L'Agence nationale de l'évaluation de la qualité des établissements et services sociaux et médico-sociaux (ANESM) créée en 2007 a pour mission principale d’accompagner les établissements et services sociaux et médico-sociaux (ESSMS) dans la mise en œuvre de l’évaluation interne et externe, instituée par la loi du 2 janvier 200218 qu’ils sont tenus d’effectuer pour le renouvellement de leur activité. Pour cela, l’Agence produit des procédures, références et recommandations sur les pratiques professionnelles et sur l’évaluation, de même qu’elle habilite les organismes chargés de l’évaluation externe.

L’évaluation dans ce domaine est une forme assez inédite dans la mesure où elle combine une évaluation interne, réalisée par les établissements eux-mêmes, proche de la démarche qualité et une évaluation externe ouvrant la voie à une forme d’accréditation.

Les autres agences sanitaires (Institut national de veille sanitaire, Institut national du Cancer par exemple), du fait de leur expertise et de leur capacité de synthèse de connaissances, contribuent à l’évaluation en fournissant des données.

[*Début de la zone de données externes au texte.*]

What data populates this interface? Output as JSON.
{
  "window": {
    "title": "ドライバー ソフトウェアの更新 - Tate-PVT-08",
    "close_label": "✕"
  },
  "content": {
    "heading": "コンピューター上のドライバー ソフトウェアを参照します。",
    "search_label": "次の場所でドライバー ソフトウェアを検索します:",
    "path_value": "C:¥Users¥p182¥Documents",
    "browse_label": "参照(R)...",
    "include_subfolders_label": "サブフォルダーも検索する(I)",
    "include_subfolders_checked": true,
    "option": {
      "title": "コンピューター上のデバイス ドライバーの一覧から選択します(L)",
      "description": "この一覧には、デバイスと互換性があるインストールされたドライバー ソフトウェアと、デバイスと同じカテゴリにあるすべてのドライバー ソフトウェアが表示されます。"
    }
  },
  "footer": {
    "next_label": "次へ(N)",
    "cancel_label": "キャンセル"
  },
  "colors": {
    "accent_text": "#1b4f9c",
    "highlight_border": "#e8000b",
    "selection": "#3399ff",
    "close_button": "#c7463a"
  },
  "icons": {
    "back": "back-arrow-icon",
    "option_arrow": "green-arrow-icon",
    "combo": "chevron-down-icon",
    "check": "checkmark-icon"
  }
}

La création d’agences spécialement missionnées pour l’évaluation a contribué à une plus grande visibilité et reconnaissance de l’exercice, favorisé la structuration de l’évaluation, tout particulièrement dans les domaines du soin et du médicosocial, la légitimité de l’Etat s’exprimant dans la définition des référentiels d’activité (Tabuteau, 2013).